Those who argue in favour of executions say, “But as an earthly punishment, we may hang;” may, indeed! There are fifty things we may do that are better avoided. Why need we hang, when other punishments will suffice, and have been proved to have succeeded in other cases? A very few years back, and the advances we have recently made in the civilization of our laws would have been scouted as equally Utopian, as is now considered the attempt to abolish the punishment of death altogether. Let us reflect too that in a case of murder, the prisoner (from a feeling which imperceptibly affects the minds of all) is looked on with a degree of suspicious anxiety to convict that almost watches to make out a case against him sufficient to condemn. The very fact of his being put on his trial for murder prejudges him in our eyes; and a slight variation in reporting a conversation has marvellously increased many a poor man’s danger of the gallows.

There is no recalling the erroneously condemned from the grave; a wrong judgment cannot there be reversed! Let us bear in mind, also, that the wisest judges may sometimes decide wrongfully. They were considered by myself and others to have erred in respect to the privileges of the House of Commons; why might they not commit a similar error in the case of a prisoner?

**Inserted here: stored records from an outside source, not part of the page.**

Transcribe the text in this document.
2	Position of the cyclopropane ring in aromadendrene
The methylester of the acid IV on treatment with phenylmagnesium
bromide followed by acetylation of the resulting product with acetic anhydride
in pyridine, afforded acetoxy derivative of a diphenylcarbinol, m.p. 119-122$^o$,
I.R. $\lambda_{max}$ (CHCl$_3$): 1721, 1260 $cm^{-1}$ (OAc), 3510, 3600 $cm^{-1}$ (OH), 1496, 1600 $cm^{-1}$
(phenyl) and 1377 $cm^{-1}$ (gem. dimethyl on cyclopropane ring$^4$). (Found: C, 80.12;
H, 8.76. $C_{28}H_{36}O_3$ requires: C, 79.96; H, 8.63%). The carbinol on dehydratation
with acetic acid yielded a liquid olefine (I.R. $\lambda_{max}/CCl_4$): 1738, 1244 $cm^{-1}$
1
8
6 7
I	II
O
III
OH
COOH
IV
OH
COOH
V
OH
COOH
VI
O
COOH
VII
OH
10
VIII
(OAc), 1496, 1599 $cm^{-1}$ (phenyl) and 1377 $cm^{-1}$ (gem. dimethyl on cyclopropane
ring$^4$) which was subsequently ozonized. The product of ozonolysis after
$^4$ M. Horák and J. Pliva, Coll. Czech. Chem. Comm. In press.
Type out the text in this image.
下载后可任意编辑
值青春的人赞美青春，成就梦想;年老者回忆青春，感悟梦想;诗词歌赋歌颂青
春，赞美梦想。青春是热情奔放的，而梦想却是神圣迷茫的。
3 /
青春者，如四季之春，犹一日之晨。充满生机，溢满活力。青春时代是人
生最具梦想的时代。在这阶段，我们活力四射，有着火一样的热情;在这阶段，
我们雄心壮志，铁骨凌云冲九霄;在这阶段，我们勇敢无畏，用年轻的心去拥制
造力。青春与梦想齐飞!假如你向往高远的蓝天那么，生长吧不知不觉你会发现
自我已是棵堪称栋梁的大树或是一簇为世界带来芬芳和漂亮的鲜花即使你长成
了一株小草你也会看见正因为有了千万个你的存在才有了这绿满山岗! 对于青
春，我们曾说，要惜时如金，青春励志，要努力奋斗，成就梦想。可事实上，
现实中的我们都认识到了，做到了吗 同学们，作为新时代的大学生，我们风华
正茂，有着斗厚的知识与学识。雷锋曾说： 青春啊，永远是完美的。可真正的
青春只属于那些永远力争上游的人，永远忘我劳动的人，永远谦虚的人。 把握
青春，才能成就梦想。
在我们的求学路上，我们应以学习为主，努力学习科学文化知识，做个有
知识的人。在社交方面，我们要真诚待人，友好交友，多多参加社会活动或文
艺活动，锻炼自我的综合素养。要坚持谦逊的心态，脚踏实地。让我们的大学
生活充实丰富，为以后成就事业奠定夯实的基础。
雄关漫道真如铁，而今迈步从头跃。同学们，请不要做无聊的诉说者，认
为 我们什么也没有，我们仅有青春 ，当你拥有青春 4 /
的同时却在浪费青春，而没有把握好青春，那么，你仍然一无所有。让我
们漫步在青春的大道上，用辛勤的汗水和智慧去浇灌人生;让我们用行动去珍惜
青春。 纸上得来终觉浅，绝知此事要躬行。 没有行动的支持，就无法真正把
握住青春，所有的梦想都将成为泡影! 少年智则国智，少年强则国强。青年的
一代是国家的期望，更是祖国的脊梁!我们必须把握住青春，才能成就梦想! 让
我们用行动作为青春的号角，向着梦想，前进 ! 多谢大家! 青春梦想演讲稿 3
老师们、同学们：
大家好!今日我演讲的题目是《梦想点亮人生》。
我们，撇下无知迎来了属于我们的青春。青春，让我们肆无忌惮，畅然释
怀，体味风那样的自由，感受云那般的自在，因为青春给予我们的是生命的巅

But enough; let errors in judgment speak for themselves. They contain matter for deep reflection and self-examination for us all.

If the average number of executions be reduced, even by one, I shall have the satisfaction of feeling at least that I have been an humble labourer in the great cause of mercy, which could not have a more zealous advocate, though it may have many more powerful and successful supporters.

Happy are we if, in all we do during the course of our career, we have not to answer for one death; for the bitter word, the cruel neglect, the light injurious observation, may be the cause of death, as well as the bludgeon or the steel.

I would here desire to make a few observations as to the medium through which I have introduced to the public my opinions in favour of the abolition of Capital Punishment, and the advantages to the cause obtained from its appearing in the form of a translation, the reflections being those of a foreigner who looked not to England when he penned his work. In all this there is a beneficial distraction of ideas created, for we look, as it were, at a foreign scene when we read the interesting paper of the narrative,—the sentiments conveyed, the idioms transcribed, are foreign, and the reader appropriates alone the portion he feels is applicable to the circumstances of his own country; in fact, he examines the context, not as he would an original treatise, but as one who would apply the problems found advantageous in one region to another. He cavils not at words or similes; his criticism is reserved for the object at which the translator aims,—no matter even if the phraseology be too flowery, the expressions too strong. There may be strange similes, strained amplifications; he studies but a translation, and cares comparatively little for them. True, he may have some curiosity awakened as to what the original author was in feeling and ideas; but these thoughts are light and evanescent compared with the anxiety, or more properly the curiosity, he has to ascertain what could be the translator’s ideas in thus “wasting the midnight oil” by reducing into the phraseology of his vernacular (English) tongue, the varied thoughts, the acute observations, the (to English ears) novel ideas of that clever, eccentric, single-minded writer, Victor Hugo. “What was the aim of the copyist?” methinks I hear repeated by many; and as my object is one of serious importance to the realities of life, and to arrest the attention of the reader beyond the mere passing hour, I reply: The object for which I plead is the priceless value of human life. Well and truly may the reading public,—and happy for this my dear native land is it that its public is a reading one,—well may this public exclaim, “Who is he, or what his view, who has thus dared to scatter these additional leaves on the pathway of a nation’s thoughts? Why has he done so, what motives urged him, what end did he seek?”

Such are the surmises that may flit across the reader’s brain, and the translator humbly hopes that the lightning scowl, or the thunder of maledictive criticism, will be directed alone against the oaken plank of a hundred years’ growth, and that this his nautilus bark will feel no breeze beyond the aura populi. Probably to the English public many of the observations in this translation will be original. Haply to the gay and frivolous the thoughts may appear exaggerated; but, alas! with too many they will come home to the heart. Numbers there are, who, steeped in misery before they were steeped in crime, had as little inclination to sin as their more fortunate fellow-men, but whose first transgressions were the offsprings of their misery, the necessitous urgings of their poverty. Yes, gentle reader,—for among the fair and young I hope to have many readers; readers whose hearts yet know how to feel,—ye would I address, and exclaim, for the startling fact is but too true, that though,—

“we who in lavish lap have rolled
And every year with new delight have told;
We who recumbent on the lacquered barge
Have dropped down life’s gay stream of pleasant marge;
We may extol life’s calm untroubled sea,”

well may the miserable, the guilty answer,—

“The storms of misery never burst on thee.”